Dalam penelitian ini, identitas gender itu melekat pada diri individu mahasiswa TPB dianggap akan digunakan oleh individu mahasiswa tersebut dalam berkomunikasi interpersonal untuk mengembangkan konsep dirinya, khususnya berkenaan peranan gender mereka. Selanjutnya, konsep diri peranan gender mahasiswa TPB IPB tersebut akan diukur dengan peranan dan relasi gender yang dikembangkan mahasiswa dalam konteks tri peranan (triple roles) yang dikemukakan Moser (1993). Terdapat lima variabel yang diukur, yaitu variabel-variabel Konsep Diri Dalam Peranan Reproduktif (Y3), Konsep Diri Dalam Peranan Produktif (Y4), Konsep Diri Dalam Peranan Berorganisasi (Y5), Pola Relasi Kekuasaan Dalam Kegiatan Reproduktif (Y7), Pola Relasi Kekuasaan Dalam Kegiatan Produktif dan Pola Relasi Kekuasaan dalam Kegiatan Berorganisasi (Y8). Dalam penelitian ini, semua variabel yang mengukur persepsi identitas gender dan konsep diri peranan gender tersebut merupakan variabel-variabel tidak bebas (dependent variables).
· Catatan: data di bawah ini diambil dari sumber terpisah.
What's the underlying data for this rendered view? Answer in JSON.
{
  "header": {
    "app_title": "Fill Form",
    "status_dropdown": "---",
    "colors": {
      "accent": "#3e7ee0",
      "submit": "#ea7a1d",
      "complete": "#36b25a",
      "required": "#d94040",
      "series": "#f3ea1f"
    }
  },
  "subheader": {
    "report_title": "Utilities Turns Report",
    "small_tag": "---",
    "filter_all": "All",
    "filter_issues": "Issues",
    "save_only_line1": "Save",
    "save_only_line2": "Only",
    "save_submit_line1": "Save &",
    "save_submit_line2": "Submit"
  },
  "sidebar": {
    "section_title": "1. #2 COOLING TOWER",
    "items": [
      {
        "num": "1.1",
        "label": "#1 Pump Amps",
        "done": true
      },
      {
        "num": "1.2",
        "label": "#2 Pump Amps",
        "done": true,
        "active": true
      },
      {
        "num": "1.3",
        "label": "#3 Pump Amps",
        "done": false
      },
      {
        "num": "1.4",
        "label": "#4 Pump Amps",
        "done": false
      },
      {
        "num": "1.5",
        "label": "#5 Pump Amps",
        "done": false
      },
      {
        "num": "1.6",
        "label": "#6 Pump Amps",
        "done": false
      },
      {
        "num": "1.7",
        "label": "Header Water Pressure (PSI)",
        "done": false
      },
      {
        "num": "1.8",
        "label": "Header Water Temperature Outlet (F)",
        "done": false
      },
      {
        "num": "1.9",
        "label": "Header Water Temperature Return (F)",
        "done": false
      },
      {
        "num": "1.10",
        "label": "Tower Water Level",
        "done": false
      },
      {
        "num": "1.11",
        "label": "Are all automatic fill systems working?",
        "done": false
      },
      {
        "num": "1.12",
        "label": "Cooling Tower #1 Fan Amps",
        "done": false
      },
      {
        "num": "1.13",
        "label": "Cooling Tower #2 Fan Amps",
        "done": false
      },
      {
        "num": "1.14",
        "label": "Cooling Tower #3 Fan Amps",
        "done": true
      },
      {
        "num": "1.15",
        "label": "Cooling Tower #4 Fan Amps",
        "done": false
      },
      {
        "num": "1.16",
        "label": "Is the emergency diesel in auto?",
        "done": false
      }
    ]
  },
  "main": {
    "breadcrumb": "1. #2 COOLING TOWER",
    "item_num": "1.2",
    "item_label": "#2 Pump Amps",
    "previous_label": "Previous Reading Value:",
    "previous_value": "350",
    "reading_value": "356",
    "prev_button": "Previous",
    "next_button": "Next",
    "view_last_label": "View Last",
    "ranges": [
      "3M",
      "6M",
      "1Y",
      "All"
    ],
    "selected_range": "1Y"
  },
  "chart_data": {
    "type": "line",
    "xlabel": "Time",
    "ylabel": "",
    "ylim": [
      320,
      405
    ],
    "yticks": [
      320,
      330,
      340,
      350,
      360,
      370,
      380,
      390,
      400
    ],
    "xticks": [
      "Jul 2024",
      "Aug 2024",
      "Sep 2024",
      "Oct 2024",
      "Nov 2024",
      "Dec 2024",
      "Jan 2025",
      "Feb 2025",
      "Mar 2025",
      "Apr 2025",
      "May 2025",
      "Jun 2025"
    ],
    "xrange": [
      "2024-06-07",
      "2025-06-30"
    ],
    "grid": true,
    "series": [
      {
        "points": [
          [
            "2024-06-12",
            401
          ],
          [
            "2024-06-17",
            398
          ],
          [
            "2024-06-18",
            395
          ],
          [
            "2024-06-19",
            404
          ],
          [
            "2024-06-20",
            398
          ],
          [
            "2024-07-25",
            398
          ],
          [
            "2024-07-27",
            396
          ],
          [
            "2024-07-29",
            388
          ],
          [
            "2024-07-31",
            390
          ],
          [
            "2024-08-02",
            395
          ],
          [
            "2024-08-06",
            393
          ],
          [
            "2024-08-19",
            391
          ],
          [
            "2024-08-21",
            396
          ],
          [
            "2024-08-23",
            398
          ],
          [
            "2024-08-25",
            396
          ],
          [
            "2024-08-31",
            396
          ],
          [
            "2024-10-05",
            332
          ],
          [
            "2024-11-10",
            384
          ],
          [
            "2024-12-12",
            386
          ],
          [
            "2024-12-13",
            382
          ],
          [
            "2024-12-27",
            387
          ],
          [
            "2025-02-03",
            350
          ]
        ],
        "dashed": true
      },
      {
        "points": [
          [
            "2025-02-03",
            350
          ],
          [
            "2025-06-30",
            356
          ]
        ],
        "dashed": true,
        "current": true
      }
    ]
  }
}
Mengacu pada teori perkembangan kognitif dari Wood (2001) dalam Mugniesyah (2005), setiap individu mahasiswa TPB dipandang aktif mengembangkan persepsi identitas gendernya sejalan dengan perkembangan kognitif mereka sejak kanak-kanak hingga menjadi dewasa dan menjadi mahasiswa. Oleh karena itu, dalam penelitian ini, karakteristik individu mahasiswa TPB IPB diduga mempengaruhi variabel-varibel tidak bebas di atas. Lebih lanjut, mengingat persepsi atas identitas gender individu dipengaruhi oleh

(17)

sosialisasi berkenan identitas jenis kelamin dan peran yang dimainkan orang tua sesuai dengan kebudayaannya, maka karakteristik individu yang diduga mempengaruhi identitas dan konsep peranan gender adalah variabel-variabel Orientasi Jenis Kelamin (X1) dan Suku Bangsa (X2) dari mahasiswa TPB IPB.

Selanjutnya, mengacu pada pendapat Louisser dan Poulos (1997) dalam Mugniesyah (2000), variabel-variabel persepsi identitas gender juga dipengaruhi oleh stereotipe, pengalaman, harapan individu atas identitas gender mereka. Oleh karena itu, variabel-variabel tidak bebas tersebut di atas diduga dipengaruhi oleh variabel-variabel bebas yang terdiri atas: Stereotipe Gender (X3), Keragaman Lingkungan Pergaulan Menurut Etnik (X4), dan Preferensi Teman Menurut Jenis Kelamin (X5). Adapun persepsi identitas gender terhadap domain program studi, diduga dipengaruhi oleh variabel Motivasi Mahasiswa dalam memilih program studi Mayor-Minor di IPB (X6).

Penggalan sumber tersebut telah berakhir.